Roma, 6 agosto 2021 - "Non si può parlare di terrorismo" per l'attacco di domenica scorsa al sistema informatico della Regione Lazio. A dirlo Corrado Giustozzi, esperto di sicurezza cibernetica, membro del direttivo di Clusit. "Un attacco del genere può avere tre motivazioni: criminale, pura estorsione in cerca di soldi, sabotaggio a fini ideologici e motivazione terroristica. Quest'ultima è da escludere, non si è terrorizzato nessuno, c'è sicuramente tanta gente innervosita e disagi ma non c'è terrore. Poi non ci sono state rivendicazioni in questo senso". "Anche la motivazione dell'attacco ideologico è del tutto campata in aria - prosegue - La motivazione in questo caso è quella normale purtroppo, perché sono anni che fenomeni del genere accadono e colpiscono soggetti deboli ed è la richiesta di riscatto: ti rapisco un bene cui tieni e te lo restituisco solo in cambio di soldi".
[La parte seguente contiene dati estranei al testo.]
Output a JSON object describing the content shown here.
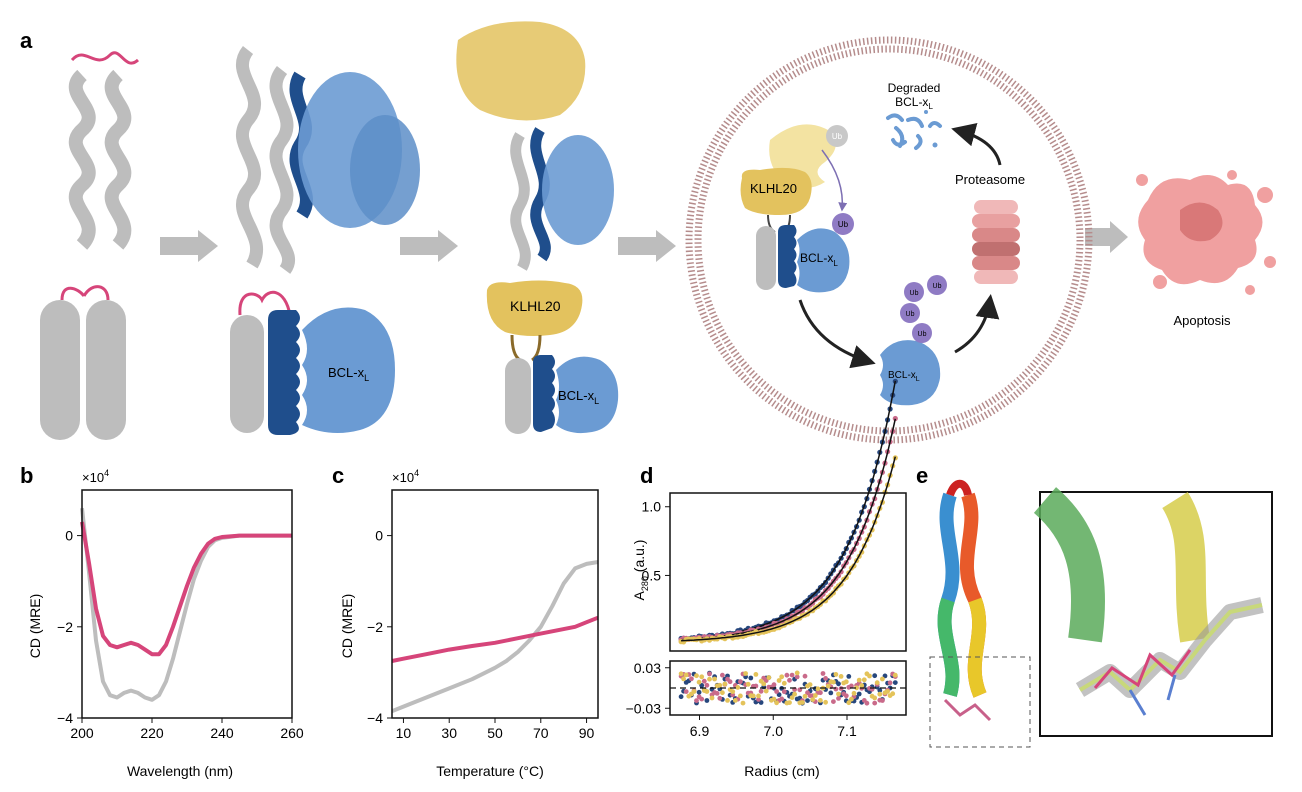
{
  "panels": {
    "a": {
      "label": "a",
      "klhl20_label": "KLHL20",
      "bcl_label_base": "BCL-x",
      "bcl_label_sub": "L",
      "ub_label": "Ub",
      "proteasome_label": "Proteasome",
      "degraded_line1": "Degraded",
      "degraded_line2_base": "BCL-x",
      "degraded_line2_sub": "L",
      "apoptosis_label": "Apoptosis"
    },
    "b": {
      "label": "b",
      "xlabel": "Wavelength (nm)",
      "ylabel": "CD (MRE)",
      "multiplier": "×10",
      "multiplier_exp": "4"
    },
    "c": {
      "label": "c",
      "xlabel": "Temperature (°C)",
      "ylabel": "CD (MRE)",
      "multiplier": "×10",
      "multiplier_exp": "4"
    },
    "d": {
      "label": "d",
      "xlabel": "Radius (cm)",
      "ylabel_base": "A",
      "ylabel_sub": "280",
      "ylabel_rest": " (a.u.)"
    },
    "e": {
      "label": "e"
    }
  },
  "colors": {
    "gray": "#bdbdbd",
    "pink": "#d6457a",
    "navy": "#1f4e8c",
    "blue": "#6b9bd3",
    "gold": "#e3c25e",
    "purple": "#8f7bc4",
    "membrane": "#b58c8c"
  },
  "chart_data": [
    {
      "id": "b",
      "type": "line",
      "xlabel": "Wavelength (nm)",
      "ylabel": "CD (MRE)",
      "xlim": [
        200,
        260
      ],
      "ylim": [
        -4,
        1
      ],
      "xticks": [
        200,
        220,
        240,
        260
      ],
      "yticks": [
        0,
        -2,
        -4
      ],
      "series": [
        {
          "color": "#bdbdbd",
          "x": [
            200,
            202,
            204,
            206,
            208,
            210,
            212,
            214,
            216,
            218,
            220,
            222,
            224,
            226,
            228,
            230,
            232,
            234,
            236,
            238,
            240,
            245,
            250,
            260
          ],
          "y": [
            0.6,
            -0.8,
            -2.3,
            -3.2,
            -3.5,
            -3.55,
            -3.45,
            -3.4,
            -3.45,
            -3.55,
            -3.6,
            -3.5,
            -3.2,
            -2.7,
            -2.1,
            -1.5,
            -0.95,
            -0.55,
            -0.25,
            -0.1,
            -0.05,
            0,
            0,
            0
          ]
        },
        {
          "color": "#d6457a",
          "x": [
            200,
            202,
            204,
            206,
            208,
            210,
            212,
            214,
            216,
            218,
            220,
            222,
            224,
            226,
            228,
            230,
            232,
            234,
            236,
            238,
            240,
            245,
            250,
            260
          ],
          "y": [
            0.3,
            -0.6,
            -1.6,
            -2.2,
            -2.4,
            -2.45,
            -2.4,
            -2.35,
            -2.4,
            -2.5,
            -2.6,
            -2.6,
            -2.4,
            -2.0,
            -1.55,
            -1.1,
            -0.7,
            -0.4,
            -0.18,
            -0.07,
            -0.03,
            0,
            0,
            0
          ]
        }
      ]
    },
    {
      "id": "c",
      "type": "line",
      "xlabel": "Temperature (°C)",
      "ylabel": "CD (MRE)",
      "xlim": [
        5,
        95
      ],
      "ylim": [
        -4,
        1
      ],
      "xticks": [
        10,
        30,
        50,
        70,
        90
      ],
      "yticks": [
        0,
        -2,
        -4
      ],
      "series": [
        {
          "color": "#bdbdbd",
          "x": [
            5,
            10,
            20,
            30,
            40,
            50,
            55,
            60,
            65,
            70,
            75,
            80,
            85,
            90,
            95
          ],
          "y": [
            -3.85,
            -3.75,
            -3.55,
            -3.35,
            -3.15,
            -2.9,
            -2.75,
            -2.55,
            -2.3,
            -2.0,
            -1.55,
            -1.05,
            -0.72,
            -0.62,
            -0.58
          ]
        },
        {
          "color": "#d6457a",
          "x": [
            5,
            10,
            20,
            30,
            40,
            50,
            60,
            70,
            80,
            85,
            90,
            95
          ],
          "y": [
            -2.75,
            -2.7,
            -2.6,
            -2.5,
            -2.42,
            -2.35,
            -2.25,
            -2.15,
            -2.05,
            -2.0,
            -1.9,
            -1.8
          ]
        }
      ]
    },
    {
      "id": "d",
      "type": "scatter",
      "xlabel": "Radius (cm)",
      "ylabel": "A280 (a.u.)",
      "xlim": [
        6.86,
        7.18
      ],
      "ylim": [
        -0.05,
        1.1
      ],
      "xticks": [
        6.9,
        7.0,
        7.1
      ],
      "xticklabels": [
        "6.9",
        "7.0",
        "7.1"
      ],
      "yticks": [
        0.5,
        1.0
      ],
      "yticklabels": [
        "0.5",
        "1.0"
      ],
      "residual_ylim": [
        -0.04,
        0.04
      ],
      "residual_yticks": [
        0.03,
        -0.03
      ],
      "residual_yticklabels": [
        "0.03",
        "−0.03"
      ],
      "series": [
        {
          "color": "#27477d",
          "y0": 0.02,
          "amp": 0.0105,
          "k": 15.5
        },
        {
          "color": "#c96a8a",
          "y0": 0.015,
          "amp": 0.009,
          "k": 15.5
        },
        {
          "color": "#e4c35a",
          "y0": 0.01,
          "amp": 0.0075,
          "k": 15.5
        }
      ]
    }
  ]
}
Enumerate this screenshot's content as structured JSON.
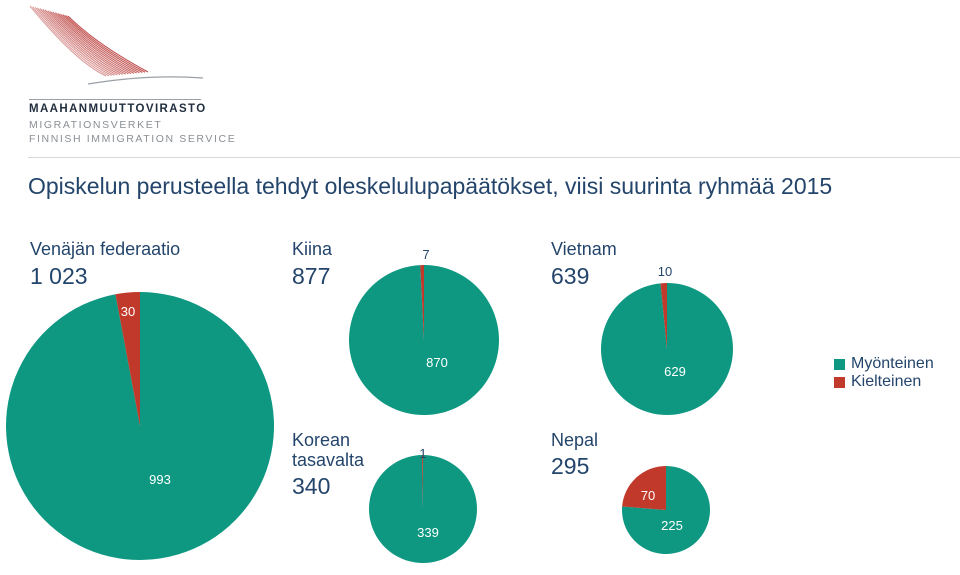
{
  "header": {
    "org_name": "MAAHANMUUTTOVIRASTO",
    "org_name_sv": "MIGRATIONSVERKET",
    "org_name_en": "FINNISH IMMIGRATION SERVICE"
  },
  "colors": {
    "positive": "#0e9882",
    "negative": "#c0392b",
    "logo": "#c0504d"
  },
  "chart_data": {
    "type": "pie",
    "title": "Opiskelun perusteella tehdyt oleskelulupapäätökset, viisi suurinta ryhmää 2015",
    "legend": [
      {
        "name": "Myönteinen",
        "color": "#0e9882"
      },
      {
        "name": "Kielteinen",
        "color": "#c0392b"
      }
    ],
    "legend_position": "right",
    "pies": [
      {
        "name_lines": [
          "Venäjän federaatio"
        ],
        "total": "1 023",
        "values": [
          993,
          30
        ],
        "value_labels": [
          "993",
          "30"
        ]
      },
      {
        "name_lines": [
          "Kiina"
        ],
        "total": "877",
        "values": [
          870,
          7
        ],
        "value_labels": [
          "870",
          "7"
        ]
      },
      {
        "name_lines": [
          "Vietnam"
        ],
        "total": "639",
        "values": [
          629,
          10
        ],
        "value_labels": [
          "629",
          "10"
        ]
      },
      {
        "name_lines": [
          "Korean",
          "tasavalta"
        ],
        "total": "340",
        "values": [
          339,
          1
        ],
        "value_labels": [
          "339",
          "1"
        ]
      },
      {
        "name_lines": [
          "Nepal"
        ],
        "total": "295",
        "values": [
          225,
          70
        ],
        "value_labels": [
          "225",
          "70"
        ]
      }
    ]
  }
}
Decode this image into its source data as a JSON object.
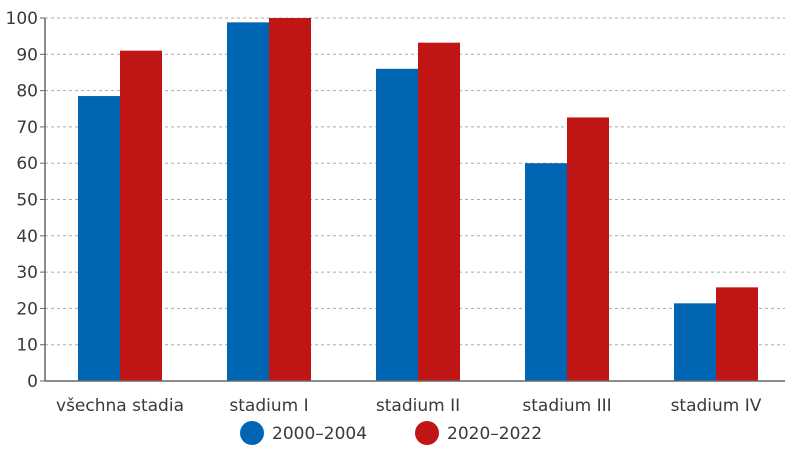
{
  "chart_data": {
    "type": "bar",
    "title": "",
    "xlabel": "",
    "ylabel": "",
    "ylim": [
      0,
      100
    ],
    "yticks": [
      0,
      10,
      20,
      30,
      40,
      50,
      60,
      70,
      80,
      90,
      100
    ],
    "grid": true,
    "legend_position": "bottom",
    "categories": [
      "všechna stadia",
      "stadium I",
      "stadium II",
      "stadium III",
      "stadium IV"
    ],
    "series": [
      {
        "name": "2000–2004",
        "color": "#0066b3",
        "values": [
          78.5,
          98.8,
          86.0,
          60.0,
          21.4
        ]
      },
      {
        "name": "2020–2022",
        "color": "#bf1515",
        "values": [
          91.0,
          100.0,
          93.2,
          72.6,
          25.8
        ]
      }
    ]
  }
}
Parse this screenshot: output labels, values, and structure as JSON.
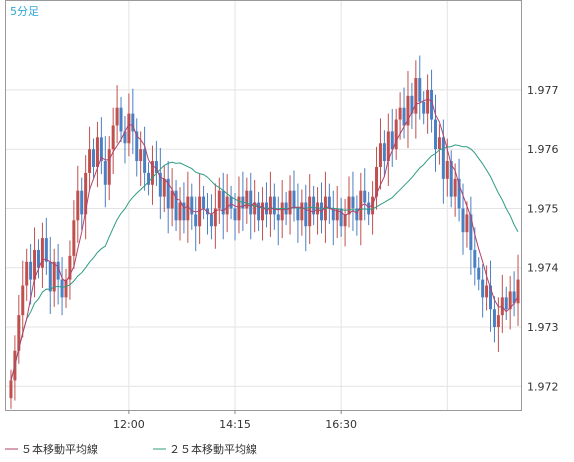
{
  "chart_data": {
    "type": "candlestick",
    "title": "5分足",
    "ylim": [
      1.9716,
      1.9785
    ],
    "y_ticks": [
      "1.977",
      "1.976",
      "1.975",
      "1.974",
      "1.973",
      "1.972"
    ],
    "x_ticks": [
      "12:00",
      "14:15",
      "16:30"
    ],
    "grid": true,
    "legend_placement": "bottom-left",
    "colors": {
      "up": "#c0504d",
      "down": "#4a7fc4",
      "ma5": "#b0426a",
      "ma25": "#2e9c84"
    },
    "series": [
      {
        "name": "５本移動平均線"
      },
      {
        "name": "２５本移動平均線"
      }
    ],
    "close": [
      1.9721,
      1.9726,
      1.9732,
      1.9737,
      1.9741,
      1.9738,
      1.9743,
      1.974,
      1.9745,
      1.9741,
      1.9736,
      1.9741,
      1.9738,
      1.9735,
      1.9738,
      1.9742,
      1.9748,
      1.9753,
      1.9749,
      1.9756,
      1.976,
      1.9757,
      1.9762,
      1.9758,
      1.9754,
      1.976,
      1.9764,
      1.9767,
      1.9763,
      1.9761,
      1.9766,
      1.9763,
      1.9758,
      1.976,
      1.9756,
      1.9754,
      1.9758,
      1.9756,
      1.9752,
      1.9755,
      1.975,
      1.9753,
      1.9748,
      1.9751,
      1.9748,
      1.9752,
      1.9749,
      1.9747,
      1.9752,
      1.975,
      1.9749,
      1.9747,
      1.975,
      1.9753,
      1.9749,
      1.9752,
      1.975,
      1.9748,
      1.9752,
      1.975,
      1.9753,
      1.9749,
      1.9751,
      1.9748,
      1.9751,
      1.9749,
      1.9752,
      1.9749,
      1.9748,
      1.9751,
      1.9749,
      1.9753,
      1.975,
      1.9748,
      1.9751,
      1.9747,
      1.9752,
      1.9749,
      1.9751,
      1.9748,
      1.9752,
      1.975,
      1.9748,
      1.975,
      1.9747,
      1.9749,
      1.9752,
      1.975,
      1.9748,
      1.9753,
      1.9751,
      1.9749,
      1.9752,
      1.9757,
      1.9761,
      1.9758,
      1.9763,
      1.976,
      1.9765,
      1.9767,
      1.9764,
      1.9769,
      1.9766,
      1.9772,
      1.9768,
      1.9766,
      1.977,
      1.9765,
      1.976,
      1.9762,
      1.9755,
      1.9758,
      1.9752,
      1.9755,
      1.975,
      1.9746,
      1.9749,
      1.9743,
      1.974,
      1.9738,
      1.9735,
      1.9737,
      1.9733,
      1.973,
      1.9732,
      1.9735,
      1.9733,
      1.9736,
      1.9734,
      1.9738
    ]
  },
  "legend": {
    "ma5": "５本移動平均線",
    "ma25": "２５本移動平均線"
  }
}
Sentito per tre ore dipendente della Regione
É stato sentito per tre ore come persona informata sui fatti il dipendente della Regione Lazio di Frosinone intestatario dell'account 'bucato' dagli hacker che hanno attaccato il Centro di elaborazione dati regionale. A svolgere l'atto istruttorio negli uffici della Questura di Frosinone sono stati gli agenti del Cnaipic (Centro Nazionale Anticrimine Informatico per la Protezione delle Infrastrutture Critiche) della Polizia Postale che indagano sull'offensiva coordinati dalla procura di Roma.
Domani scade il countdown
Sta per terminare il conto alla rovescia di 72 ore che scadrebbe nel pomeriggio di domani, sabato 7 agosto. Un tempo che, secondo gli hacker, dovrebbe servire per avviare una trattativa. Tre gli scenari possibili secondo gli esperti: "Nel primo caso, non succede niente. Nel secondo, troveremo tutto pubblicato nel dark web, tutti i dati, e allora sarà impossibile controllarli. Nel terzo gli attaccanti spariscono e tutto tornerà come prima". Intanto vanno avanti gli accertamenti che la Polizia Postale sta svolgendo in collaborazione con l'Europol e l'Fbi e che mirano a chiarire l'origine e a verificare eventuali similitudini con attacchi con ransomware cryptolocker avvenuti in Italia e anche all'estero, come quello a un oleodotto americano a maggio scorso. Sull'offensiva indagano i pm del pool reati informatici e dell'antiterrorismo coordinati dal procuratore capo Michele Prestipino e dal procuratore aggiunto Angelantonio Racanelli. Nel fascicolo, contro ignoti, i reati ipotizzati sono quelli di accesso abusivo a sistema informatico, tentata estorsione e danneggiamento di sistema informatici, con l'aggravante delle finalità di terrorismo. Nella giornata di ieri sono stati estratti 'aggirando' il ransomware i dischi di backup dai server rimasti bloccati dopo l'attacco hacker e non sarebbero compressi.